I have recently tried a new approach to detect potential collisions in a 2D space, just for the broad phase (In this phase we just try to quickly reduce the number of potential collision to check) so I have come up with a new idea but I don’t want to miss something.
So my idea is simple, you use a grid to subdivide the plane into small cells, each cells has a given index.
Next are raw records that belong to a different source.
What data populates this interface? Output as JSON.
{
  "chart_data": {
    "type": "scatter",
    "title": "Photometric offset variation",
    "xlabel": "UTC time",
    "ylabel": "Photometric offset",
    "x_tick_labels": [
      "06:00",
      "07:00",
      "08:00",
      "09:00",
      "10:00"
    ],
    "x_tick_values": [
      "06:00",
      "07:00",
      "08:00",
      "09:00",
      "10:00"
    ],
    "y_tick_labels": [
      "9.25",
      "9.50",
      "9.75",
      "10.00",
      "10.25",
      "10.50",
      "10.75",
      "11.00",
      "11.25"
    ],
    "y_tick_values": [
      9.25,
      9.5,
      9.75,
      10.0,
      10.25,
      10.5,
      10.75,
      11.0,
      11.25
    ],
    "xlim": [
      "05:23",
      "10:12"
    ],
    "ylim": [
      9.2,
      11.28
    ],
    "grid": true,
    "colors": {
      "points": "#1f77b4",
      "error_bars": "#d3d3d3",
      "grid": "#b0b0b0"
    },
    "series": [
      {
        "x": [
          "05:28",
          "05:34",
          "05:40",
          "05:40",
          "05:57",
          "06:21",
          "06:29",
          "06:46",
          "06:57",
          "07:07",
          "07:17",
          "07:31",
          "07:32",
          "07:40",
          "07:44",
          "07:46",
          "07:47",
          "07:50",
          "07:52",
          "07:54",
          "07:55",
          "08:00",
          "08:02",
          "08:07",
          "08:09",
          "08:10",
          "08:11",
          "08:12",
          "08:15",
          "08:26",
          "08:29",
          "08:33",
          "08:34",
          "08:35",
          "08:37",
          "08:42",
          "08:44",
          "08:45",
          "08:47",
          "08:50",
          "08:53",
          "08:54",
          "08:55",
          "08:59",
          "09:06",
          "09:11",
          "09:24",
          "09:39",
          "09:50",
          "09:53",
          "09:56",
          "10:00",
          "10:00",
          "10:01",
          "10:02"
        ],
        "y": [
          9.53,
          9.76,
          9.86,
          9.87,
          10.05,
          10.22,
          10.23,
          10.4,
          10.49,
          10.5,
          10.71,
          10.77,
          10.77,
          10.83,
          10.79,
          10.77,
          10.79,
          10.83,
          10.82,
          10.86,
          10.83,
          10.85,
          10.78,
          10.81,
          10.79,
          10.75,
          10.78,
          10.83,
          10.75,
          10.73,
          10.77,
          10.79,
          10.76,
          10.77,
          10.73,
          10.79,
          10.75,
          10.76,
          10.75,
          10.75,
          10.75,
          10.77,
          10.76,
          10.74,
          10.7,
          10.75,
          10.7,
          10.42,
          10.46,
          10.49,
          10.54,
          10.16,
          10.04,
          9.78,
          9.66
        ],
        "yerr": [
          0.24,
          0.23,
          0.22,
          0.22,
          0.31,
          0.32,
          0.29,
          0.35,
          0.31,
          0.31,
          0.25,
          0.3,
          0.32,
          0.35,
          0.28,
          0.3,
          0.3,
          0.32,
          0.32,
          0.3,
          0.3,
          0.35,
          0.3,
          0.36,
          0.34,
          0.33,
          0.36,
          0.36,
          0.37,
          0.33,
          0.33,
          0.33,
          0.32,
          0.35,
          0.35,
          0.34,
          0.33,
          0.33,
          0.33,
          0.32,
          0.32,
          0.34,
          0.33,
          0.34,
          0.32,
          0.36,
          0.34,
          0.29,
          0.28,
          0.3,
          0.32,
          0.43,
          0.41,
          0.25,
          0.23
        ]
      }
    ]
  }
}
Now each object is (just for this phase) represented as a rectangle.
This way we can map each object to a set of cell given by his dimensions.
x0,y0,w0,h0 = get_dimensions(obj)
Next we map each of these data to integer values to represent cells
x, w = _map_to_range(x0,1:size,grid.size[1]), _map_to_range(w0,1:size,grid.size[1])
y, h = _map_to_range(y0,1:size,grid.size[2]), _map_to_range(h0,1:size,grid.size[2])
So x being 1 means cells number 1 on the x axis.
size
is the size of the grid, we assume the grid is a square matrix.
Then what we will do now is encoding the size of the rectangle in a UInt.
traits = (h << BIT_WIDTH) | (w)
We will encode each dimensions on 5 bits so BIT_WIDTH = 5
Now what we will do is that we will use a PEXT bitboard to directly get all the cells covered by this object.
I have used Arceus.jl
for that.
zones::Vector{UInt64} = grid.bitboard[traits]
bitboard is a MagicBitboard
, you ccan check Arceus.jl for more information but basically, you give it a Uint
with each trait encoded as a bit add it return the corresponding value in less than 30 ns.
So for each possible combination of dimensions (that suffice on 10 bits), we will get all the matching cells from the origin of the grid.
That’s why we need to offset the result:
data = grid.zones # All the possible zones for collisions
offset = (y-1) * size + x
L = length(data)
@inbounds for i in zones # For all the cells index the object is covering
idx = i+offset
# We will ignore collisions out of the grid
idx <= L && push!(data[idx], obj) # we add the object in it
end
Next we only have to do this with every objects and just do a filter for for cells with more than 1 object in it.
As for the bitboard, we precompute it with every possible traits combination, so for each trait combination, we do this
"""
MakeRoute(x::UInt64)
This is our lookup function, it takes a bit bounding box as input and output all the zones he is in.
Using magic bitboard, foreach possible bounding box, a collection of zones are directly mapped to it
"""
function MakeRoute(x::UInt64)
# We collect our data just by decoding them from `x`.
# I guess it's not so hard to understand.
# We first use the mask to put to zero all irrelevants data with a AND
# Then if necessary we use shift to put the data at their correct position,
sz = BIT_WIDTH
w, h = (x & DEFAULT_MASK) + 1, ((x & (DEFAULT_MASK << sz)) >> sz) + 1
result::Vector{UInt64} = UInt64[]
size = 1 << sz # Faster than doing 2^sz
for i in 1:w
for j in 1:h
push!(result, (j-1)*size+i)
end
end
return result
end
result
will be assigned in the lookup table to the index corresponding to this set of traits.
Now I tested this and here are the results on a Intel Pentium T4400 with just 1 thread and a software PEXT function (10 times slower than the harware version)
# Uniform repartition
# 28.931 μs (2 allocations: 16.25 KiB) for 100 objects
# 117.588 μs (2 allocations: 16.25 KiB) for 1k objects
# 1.030 ms (2 allocations: 16.25 KiB) for 10k objects
## Concentration
# 38.263 μs (2 allocations: 16.25 KiB) for 100 objects
# 212.312 μs (2 allocations: 16.25 KiB) for 1k objects
# 1.960 ms (2 allocations: 16.25 KiB) for 10k objects
What do you think about this, does it seems cool or I missed something important ?
Anyways I find this pretty fast, on a modern computer with BMI2, we can have < 1ms for 10k object, even when concentrated.